Dec 8, 2012

Posted by in Issue of the Day | 0 Comments

A very chocolate fantasy

Ya gotta wonder what some people eat for breakfast. I mean, really.

The concern arises from a new research study which suggests that the more chocolate a nationality eats, the brainier its people become.

Okay, so most of us with half a chocolate fetish would like to believe that indulging our passion for the sweet darkness of that silky smooth substance enhances our intelligence.

We can see the impact on our hips so if we dared imagine a similar impact on our brains, then we might kid ourselves that we could make the world a better place instead of just a fatter place.

But, hold on. This research must be a joke, right? Nah, those who produced it reckon they’re on the money. They’re scientists (some dudes out of Columbia University in New York) and they tell us they know what’s what.

So . . . what’s the theory behind their startling conclusion? Wait for it: this is a doozy.

These guys tell us that there are more Nobel Laureates in countries that eat more chocolate.
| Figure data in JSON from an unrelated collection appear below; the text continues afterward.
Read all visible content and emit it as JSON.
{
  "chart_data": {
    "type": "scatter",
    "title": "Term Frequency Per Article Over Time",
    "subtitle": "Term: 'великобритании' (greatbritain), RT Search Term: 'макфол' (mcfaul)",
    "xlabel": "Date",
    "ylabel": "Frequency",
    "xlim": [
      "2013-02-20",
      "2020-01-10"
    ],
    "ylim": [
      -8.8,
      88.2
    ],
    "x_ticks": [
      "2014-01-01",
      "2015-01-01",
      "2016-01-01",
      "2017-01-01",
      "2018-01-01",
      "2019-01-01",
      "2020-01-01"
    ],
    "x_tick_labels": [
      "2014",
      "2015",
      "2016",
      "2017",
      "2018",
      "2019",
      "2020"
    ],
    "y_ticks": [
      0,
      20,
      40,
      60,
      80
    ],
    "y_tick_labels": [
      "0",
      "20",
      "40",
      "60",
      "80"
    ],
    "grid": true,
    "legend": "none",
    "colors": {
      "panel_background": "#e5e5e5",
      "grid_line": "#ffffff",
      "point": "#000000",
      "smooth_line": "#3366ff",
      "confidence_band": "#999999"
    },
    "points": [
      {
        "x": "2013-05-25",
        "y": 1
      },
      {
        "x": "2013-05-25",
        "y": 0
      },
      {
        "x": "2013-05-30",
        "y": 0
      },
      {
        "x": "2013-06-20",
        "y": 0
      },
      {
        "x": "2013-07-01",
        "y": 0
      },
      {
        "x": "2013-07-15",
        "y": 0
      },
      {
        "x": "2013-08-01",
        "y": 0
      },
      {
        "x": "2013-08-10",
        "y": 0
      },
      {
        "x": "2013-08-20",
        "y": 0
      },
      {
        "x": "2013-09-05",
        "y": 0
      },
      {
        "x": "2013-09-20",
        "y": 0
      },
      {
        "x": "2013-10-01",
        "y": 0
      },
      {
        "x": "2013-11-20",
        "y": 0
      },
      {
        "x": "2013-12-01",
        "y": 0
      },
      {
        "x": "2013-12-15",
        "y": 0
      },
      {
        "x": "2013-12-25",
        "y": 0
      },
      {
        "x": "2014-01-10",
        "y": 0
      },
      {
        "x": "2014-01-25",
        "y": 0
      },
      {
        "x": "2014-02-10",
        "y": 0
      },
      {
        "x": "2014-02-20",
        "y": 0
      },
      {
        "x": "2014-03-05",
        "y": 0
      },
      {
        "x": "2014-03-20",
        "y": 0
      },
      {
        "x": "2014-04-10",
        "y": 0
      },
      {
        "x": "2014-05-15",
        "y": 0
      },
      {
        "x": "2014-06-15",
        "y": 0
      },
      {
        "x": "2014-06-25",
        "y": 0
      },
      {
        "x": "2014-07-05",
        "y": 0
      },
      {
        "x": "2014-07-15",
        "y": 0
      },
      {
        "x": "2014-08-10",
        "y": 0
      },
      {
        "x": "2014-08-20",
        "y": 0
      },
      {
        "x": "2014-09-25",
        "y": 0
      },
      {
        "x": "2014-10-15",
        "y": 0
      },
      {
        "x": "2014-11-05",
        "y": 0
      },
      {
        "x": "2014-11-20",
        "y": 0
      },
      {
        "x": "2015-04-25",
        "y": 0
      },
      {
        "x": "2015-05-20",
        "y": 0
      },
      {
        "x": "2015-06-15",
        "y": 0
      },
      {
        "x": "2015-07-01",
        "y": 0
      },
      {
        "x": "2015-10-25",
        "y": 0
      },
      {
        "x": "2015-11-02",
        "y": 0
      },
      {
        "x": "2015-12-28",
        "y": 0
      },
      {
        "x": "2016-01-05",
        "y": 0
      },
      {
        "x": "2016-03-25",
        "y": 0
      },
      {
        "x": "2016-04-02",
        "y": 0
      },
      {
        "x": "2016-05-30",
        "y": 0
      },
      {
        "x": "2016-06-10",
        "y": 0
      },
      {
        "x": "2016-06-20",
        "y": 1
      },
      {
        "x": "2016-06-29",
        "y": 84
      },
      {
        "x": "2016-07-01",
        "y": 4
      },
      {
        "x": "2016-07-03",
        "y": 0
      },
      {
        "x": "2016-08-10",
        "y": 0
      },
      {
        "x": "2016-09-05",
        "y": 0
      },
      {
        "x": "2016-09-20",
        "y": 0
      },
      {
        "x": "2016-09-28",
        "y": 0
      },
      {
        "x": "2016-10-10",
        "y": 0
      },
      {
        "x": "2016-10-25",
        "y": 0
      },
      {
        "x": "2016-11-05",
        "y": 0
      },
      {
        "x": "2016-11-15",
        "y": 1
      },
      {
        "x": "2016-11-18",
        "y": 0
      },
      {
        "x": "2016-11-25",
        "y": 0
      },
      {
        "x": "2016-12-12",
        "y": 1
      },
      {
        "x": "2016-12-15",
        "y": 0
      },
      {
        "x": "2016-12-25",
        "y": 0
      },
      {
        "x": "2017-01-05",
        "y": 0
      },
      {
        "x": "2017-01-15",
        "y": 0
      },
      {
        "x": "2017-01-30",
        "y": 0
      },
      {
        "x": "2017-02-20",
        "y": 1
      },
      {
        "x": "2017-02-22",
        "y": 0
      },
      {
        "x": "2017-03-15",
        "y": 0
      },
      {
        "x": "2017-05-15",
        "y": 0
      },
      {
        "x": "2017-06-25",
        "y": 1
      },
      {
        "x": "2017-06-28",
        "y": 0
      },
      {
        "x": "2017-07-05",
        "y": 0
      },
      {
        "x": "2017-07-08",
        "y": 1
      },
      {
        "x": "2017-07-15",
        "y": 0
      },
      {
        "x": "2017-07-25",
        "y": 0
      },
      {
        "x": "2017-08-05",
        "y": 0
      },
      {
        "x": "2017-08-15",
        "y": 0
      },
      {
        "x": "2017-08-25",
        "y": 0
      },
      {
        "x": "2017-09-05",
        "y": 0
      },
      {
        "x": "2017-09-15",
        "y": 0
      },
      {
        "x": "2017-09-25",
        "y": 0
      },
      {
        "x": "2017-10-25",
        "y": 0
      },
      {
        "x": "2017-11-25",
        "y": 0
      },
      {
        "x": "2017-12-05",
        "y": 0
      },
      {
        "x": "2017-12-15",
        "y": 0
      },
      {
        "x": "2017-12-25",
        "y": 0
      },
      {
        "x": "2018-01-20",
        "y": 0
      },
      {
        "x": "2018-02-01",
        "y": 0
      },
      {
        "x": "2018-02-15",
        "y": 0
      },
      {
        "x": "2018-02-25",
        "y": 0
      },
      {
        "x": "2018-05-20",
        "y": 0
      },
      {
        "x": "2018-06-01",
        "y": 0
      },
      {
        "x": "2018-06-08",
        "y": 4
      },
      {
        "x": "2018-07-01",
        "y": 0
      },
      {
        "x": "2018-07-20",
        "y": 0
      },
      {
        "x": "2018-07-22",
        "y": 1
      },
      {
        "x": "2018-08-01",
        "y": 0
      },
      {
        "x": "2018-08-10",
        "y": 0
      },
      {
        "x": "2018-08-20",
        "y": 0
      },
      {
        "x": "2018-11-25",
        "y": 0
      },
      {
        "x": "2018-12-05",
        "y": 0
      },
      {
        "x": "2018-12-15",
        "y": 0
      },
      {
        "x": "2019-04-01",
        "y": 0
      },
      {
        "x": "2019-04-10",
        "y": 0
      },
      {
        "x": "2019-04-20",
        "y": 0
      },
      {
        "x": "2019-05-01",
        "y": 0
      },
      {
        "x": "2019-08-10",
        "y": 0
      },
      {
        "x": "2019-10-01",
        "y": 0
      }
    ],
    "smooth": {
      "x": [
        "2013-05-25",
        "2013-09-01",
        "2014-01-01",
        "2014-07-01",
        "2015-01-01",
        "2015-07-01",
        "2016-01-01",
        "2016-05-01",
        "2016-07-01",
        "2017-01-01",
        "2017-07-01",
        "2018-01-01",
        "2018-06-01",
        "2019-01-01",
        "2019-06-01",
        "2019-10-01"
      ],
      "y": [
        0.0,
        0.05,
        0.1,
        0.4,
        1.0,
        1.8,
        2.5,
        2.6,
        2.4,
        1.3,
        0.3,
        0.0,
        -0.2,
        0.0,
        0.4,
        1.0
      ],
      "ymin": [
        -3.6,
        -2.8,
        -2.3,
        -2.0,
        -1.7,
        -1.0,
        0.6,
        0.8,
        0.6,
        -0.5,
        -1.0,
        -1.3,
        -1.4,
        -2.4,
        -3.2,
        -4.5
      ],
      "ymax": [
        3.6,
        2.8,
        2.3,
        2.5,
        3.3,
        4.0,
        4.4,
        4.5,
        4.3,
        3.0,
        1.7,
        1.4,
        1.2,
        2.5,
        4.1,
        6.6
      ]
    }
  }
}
They say there is a ‘powerful scientific correlation’ to support their thesis. Hmmm . . .

Frankly, I think you’d have to chew a few LSD tabs to reach a conclusion that there is a viable connection between these two apparent facts.

Now, I’m just an ignorant SOB who hangs upside down off the Great Land Down Under so what the hell would I know anyway? And these results were published in the New England Journal of Medicine which gives them credibility which I clearly don’t have.

But, hey, they can’t be for real, surely?

Okay, they say the Swiss win hands down and they’re followed by the Swedes, the Danes, the Austrians and the Norwegians. Seems to be a fairly close-knit family unit there. And wasn’t Alfred Nobel a Swede himself. Hmm . . . I’m sensing a correlation. Maybe even a powerful scientific correlation?

But, then again, I’m just a dumb Aussie who truly likes chocolate but tries not to indulge in order to leave a little more room on this tiny planet for our ever-mushrooming population.

Perhaps an insight into this delicious mystery can be gleaned from the lead scientist who says he got the idea while sitting in a hotel room when he had nothing to do. Hmm, again . . .

Didn’t they invent pay-as-you-view movies for times like that?

You draw your own conclusions but if it smells like turkey and squabbles like a turkey, then we could suggest there is a powerful scientific correlation that it is a turkey. Waddya reckon?